1975年初出 日野日出志
ひばり書房ヒットコミックス
子供の頃怖いモノ見たさで読んで、長らく私のトラウマとなった一冊。
この本のせいで見慣れぬ虫をひどく恐れる時期がしばらく続いたのだから、ほんと作者には責任とってほしい。
カフカとの共通点等、識者は指摘していたりしますが、まあ、それほど大層なものではなく、単純にどこまでも救いがなくグロテスクなホラーです。
とにかく絵が気味悪い。
これはもう、わざとやってるのではと思えるほど極端なディフォルメ、アンバランスさを強調したデッサンが生理的嫌悪感をどこまでも刺激します。

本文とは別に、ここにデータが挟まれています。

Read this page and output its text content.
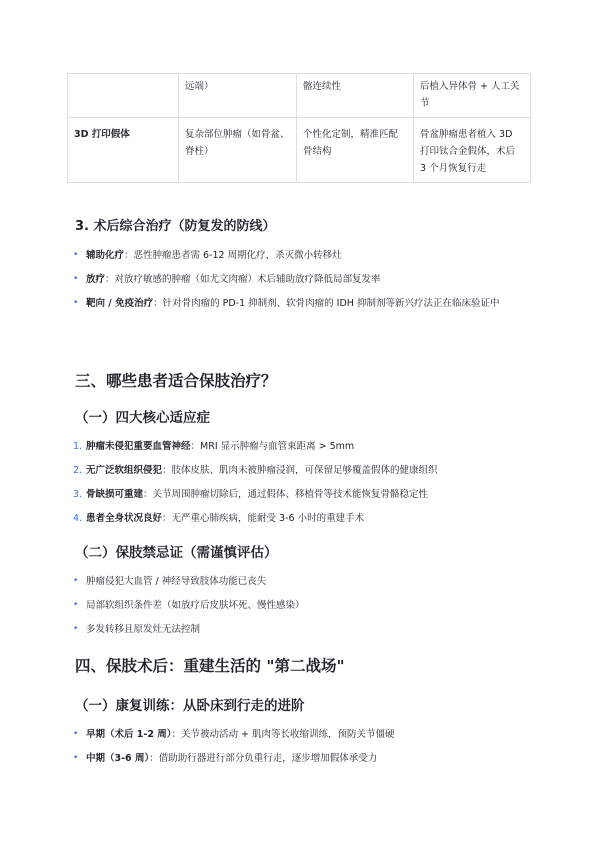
	远端）	髂连续性	后植入异体骨 + 人工关节
3D 打印假体	复杂部位肿瘤（如骨盆、脊柱）	个性化定制，精准匹配骨结构	骨盆肿瘤患者植入 3D 打印钛合金假体，术后 3 个月恢复行走
3. 术后综合治疗（防复发的防线）
• 辅助化疗：恶性肿瘤患者需 6-12 周期化疗，杀灭微小转移灶
• 放疗：对放疗敏感的肿瘤（如尤文肉瘤）术后辅助放疗降低局部复发率
• 靶向 / 免疫治疗：针对骨肉瘤的 PD-1 抑制剂、软骨肉瘤的 IDH 抑制剂等新兴疗法正在临床验证中
三、哪些患者适合保肢治疗？
（一）四大核心适应症
1. 肿瘤未侵犯重要血管神经：MRI 显示肿瘤与血管束距离 > 5mm
2. 无广泛软组织侵犯：肢体皮肤、肌肉未被肿瘤浸润，可保留足够覆盖假体的健康组织
3. 骨缺损可重建：关节周围肿瘤切除后，通过假体、移植骨等技术能恢复骨骼稳定性
4. 患者全身状况良好：无严重心肺疾病，能耐受 3-6 小时的重建手术
（二）保肢禁忌证（需谨慎评估）
• 肿瘤侵犯大血管 / 神经导致肢体功能已丧失
• 局部软组织条件差（如放疗后皮肤坏死、慢性感染）
• 多发转移且原发灶无法控制
四、保肢术后：重建生活的 "第二战场"
（一）康复训练：从卧床到行走的进阶
• 早期（术后 1-2 周）：关节被动活动 + 肌肉等长收缩训练，预防关节僵硬
• 中期（3-6 周）：借助助行器进行部分负重行走，逐步增加假体承受力
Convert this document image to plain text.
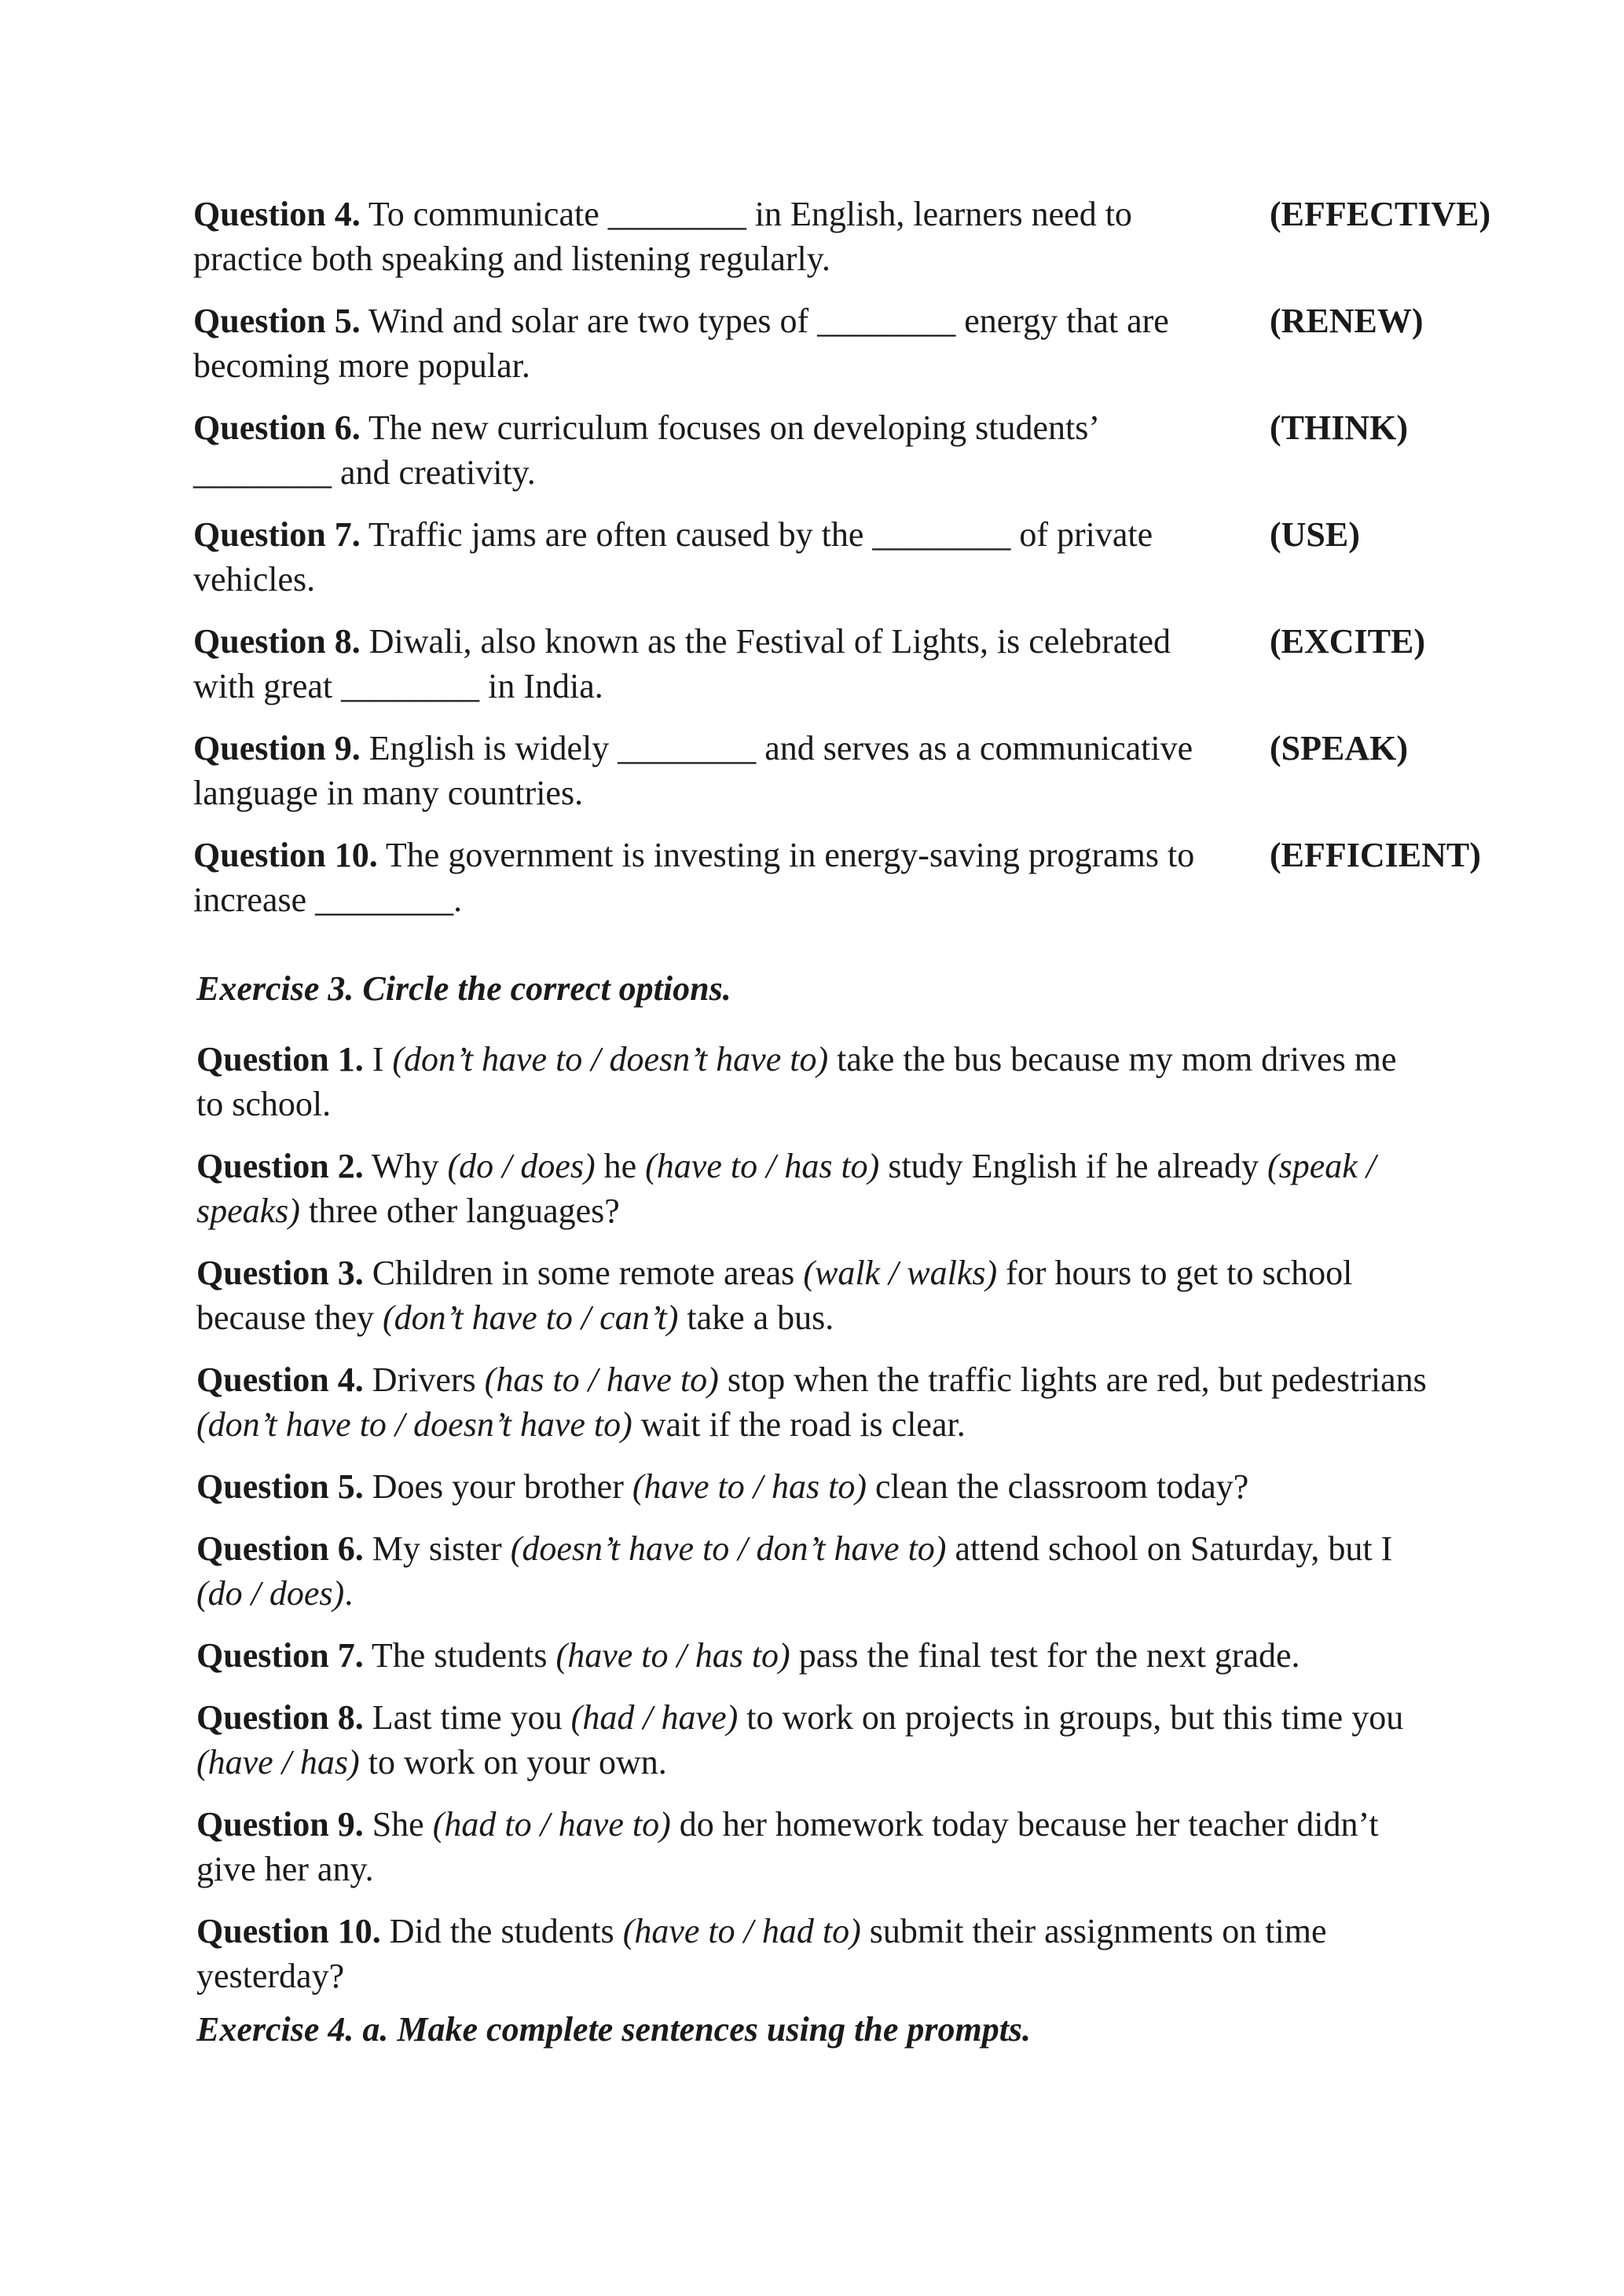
Question 4. To communicate ________ in English, learners need to practice both speaking and listening regularly.
(EFFECTIVE)
Question 5. Wind and solar are two types of ________ energy that are becoming more popular.
(RENEW)
Question 6. The new curriculum focuses on developing students’ ________ and creativity.
(THINK)
Question 7. Traffic jams are often caused by the ________ of private vehicles.
(USE)
Question 8. Diwali, also known as the Festival of Lights, is celebrated with great ________ in India.
(EXCITE)
Question 9. English is widely ________ and serves as a communicative language in many countries.
(SPEAK)
Question 10. The government is investing in energy-saving programs to increase ________.
(EFFICIENT)
Exercise 3. Circle the correct options.
Question 1. I (don’t have to / doesn’t have to) take the bus because my mom drives me to school.
Question 2. Why (do / does) he (have to / has to) study English if he already (speak / speaks) three other languages?
Question 3. Children in some remote areas (walk / walks) for hours to get to school because they (don’t have to / can’t) take a bus.
Question 4. Drivers (has to / have to) stop when the traffic lights are red, but pedestrians (don’t have to / doesn’t have to) wait if the road is clear.
Question 5. Does your brother (have to / has to) clean the classroom today?
Question 6. My sister (doesn’t have to / don’t have to) attend school on Saturday, but I (do / does).
Question 7. The students (have to / has to) pass the final test for the next grade.
Question 8. Last time you (had / have) to work on projects in groups, but this time you (have / has) to work on your own.
Question 9. She (had to / have to) do her homework today because her teacher didn’t give her any.
Question 10. Did the students (have to / had to) submit their assignments on time yesterday?
Exercise 4. a. Make complete sentences using the prompts.
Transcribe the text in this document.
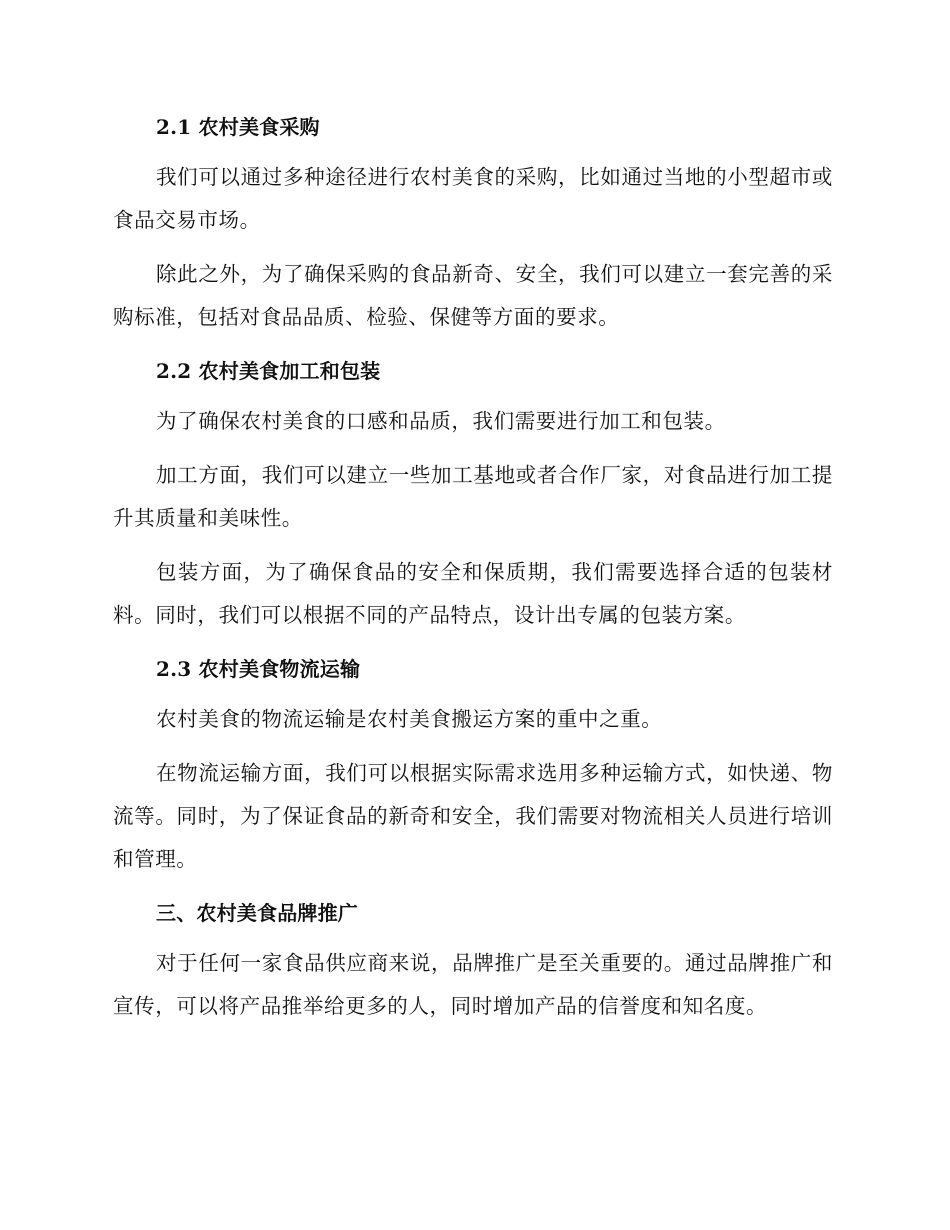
2.1 农村美食采购

我们可以通过多种途径进行农村美食的采购，比如通过当地的小型超市或食品交易市场。

除此之外，为了确保采购的食品新奇、安全，我们可以建立一套完善的采购标准，包括对食品品质、检验、保健等方面的要求。

2.2 农村美食加工和包装

为了确保农村美食的口感和品质，我们需要进行加工和包装。

加工方面，我们可以建立一些加工基地或者合作厂家，对食品进行加工提升其质量和美味性。

包装方面，为了确保食品的安全和保质期，我们需要选择合适的包装材料。同时，我们可以根据不同的产品特点，设计出专属的包装方案。

2.3 农村美食物流运输

农村美食的物流运输是农村美食搬运方案的重中之重。

在物流运输方面，我们可以根据实际需求选用多种运输方式，如快递、物流等。同时，为了保证食品的新奇和安全，我们需要对物流相关人员进行培训和管理。

三、农村美食品牌推广

对于任何一家食品供应商来说，品牌推广是至关重要的。通过品牌推广和宣传，可以将产品推举给更多的人，同时增加产品的信誉度和知名度。
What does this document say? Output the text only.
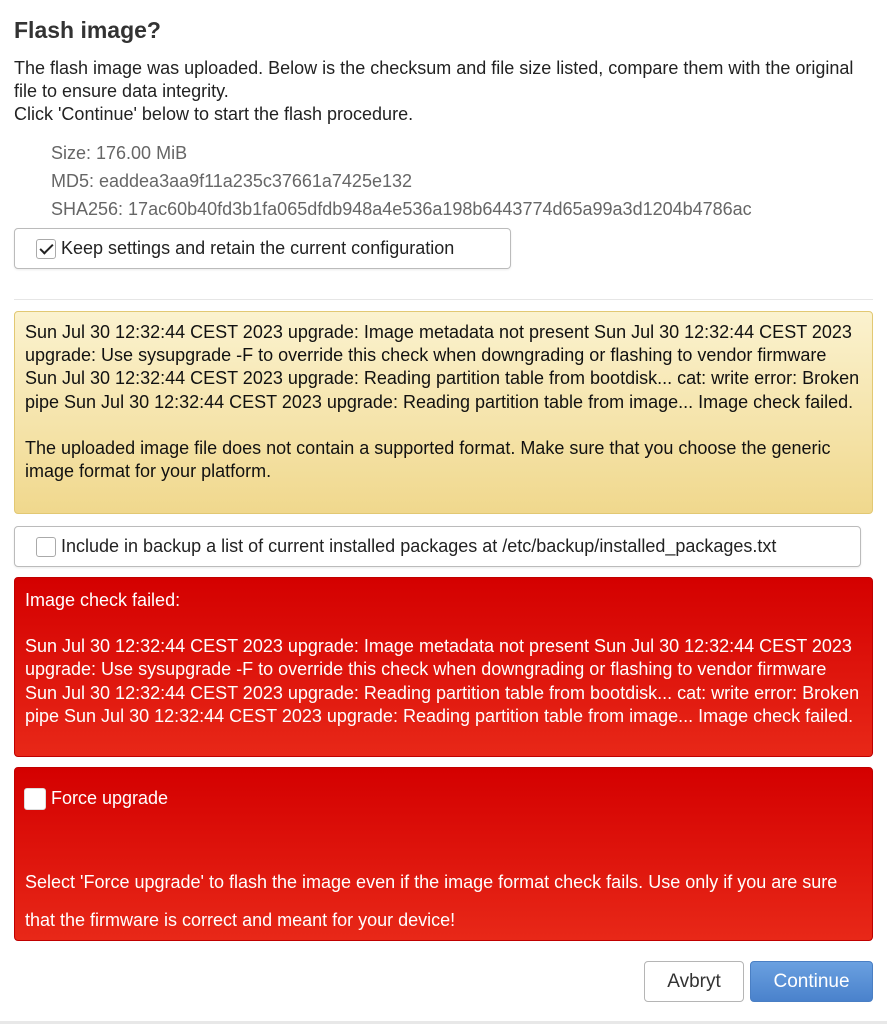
Flash image?

The flash image was uploaded. Below is the checksum and file size listed, compare them with the original file to ensure data integrity.

Click 'Continue' below to start the flash procedure.

Size: 176.00 MiB
MD5: eaddea3aa9f11a235c37661a7425e132
SHA256: 17ac60b40fd3b1fa065dfdb948a4e536a198b6443774d65a99a3d1204b4786ac
Keep settings and retain the current configuration

Sun Jul 30 12:32:44 CEST 2023 upgrade: Image metadata not present Sun Jul 30 12:32:44 CEST 2023 upgrade: Use sysupgrade -F to override this check when downgrading or flashing to vendor firmware Sun Jul 30 12:32:44 CEST 2023 upgrade: Reading partition table from bootdisk... cat: write error: Broken pipe Sun Jul 30 12:32:44 CEST 2023 upgrade: Reading partition table from image... Image check failed.

The uploaded image file does not contain a supported format. Make sure that you choose the generic image format for your platform.

Include in backup a list of current installed packages at /etc/backup/installed_packages.txt

Image check failed:

Sun Jul 30 12:32:44 CEST 2023 upgrade: Image metadata not present Sun Jul 30 12:32:44 CEST 2023 upgrade: Use sysupgrade -F to override this check when downgrading or flashing to vendor firmware Sun Jul 30 12:32:44 CEST 2023 upgrade: Reading partition table from bootdisk... cat: write error: Broken pipe Sun Jul 30 12:32:44 CEST 2023 upgrade: Reading partition table from image... Image check failed.

Force upgrade
Select 'Force upgrade' to flash the image even if the image format check fails. Use only if you are sure that the firmware is correct and meant for your device!
Avbryt	Continue
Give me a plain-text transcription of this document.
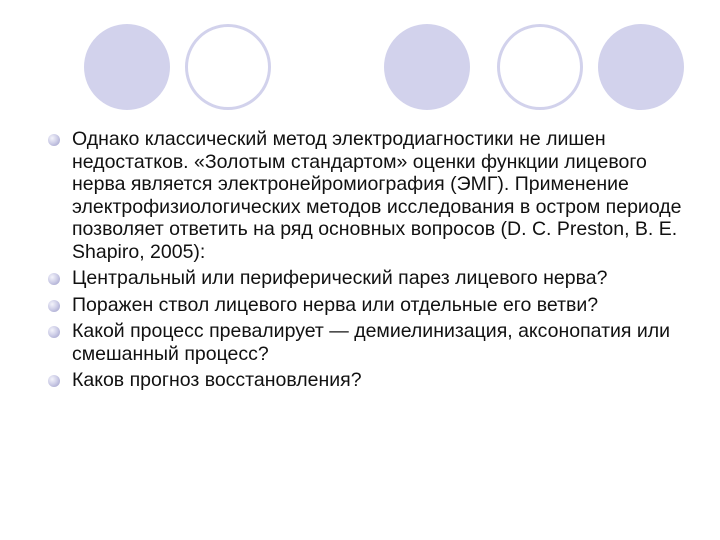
Однако классический метод электродиагностики не лишен недостатков. «Золотым стандартом» оценки функции лицевого нерва является электронейромиография (ЭМГ). Применение электрофизиологических методов исследования в остром периоде позволяет ответить на ряд основных вопросов (D. C. Preston, B. E. Shapiro, 2005):
Центральный или периферический парез лицевого нерва?
Поражен ствол лицевого нерва или отдельные его ветви?
Какой процесс превалирует — демиелинизация, аксонопатия или смешанный процесс?
Каков прогноз восстановления?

多分朝起きて枕元にこの本が置いてあったら「ギャっ」と悲鳴を上げ、隣で寝ている嫁を錯乱してぶん殴ると思う。
それぐらい嫌な作画ですね、私にとっては。
未だにそのおぞましさが許容できてない、というのははっきり言ってあります。
刷り込みなのかもしれないですけどね。
ただですね、奇妙な無常観漂うエンディングは怪奇ホラー好きのツボをつく悲哀があって、もしこの作品を伊藤潤二あたりがリメイクしたらまた違った美しさがあったかもなあ、などと思ったりもするんで、なんとも評価に困るところ。
70年代ならではの気味悪さであり、グロをアーティスティックに塗布するような悪夢的世界観は認めざるをえないと思うんですが、持っていたくはない。
私にとってはそういう一冊ですね。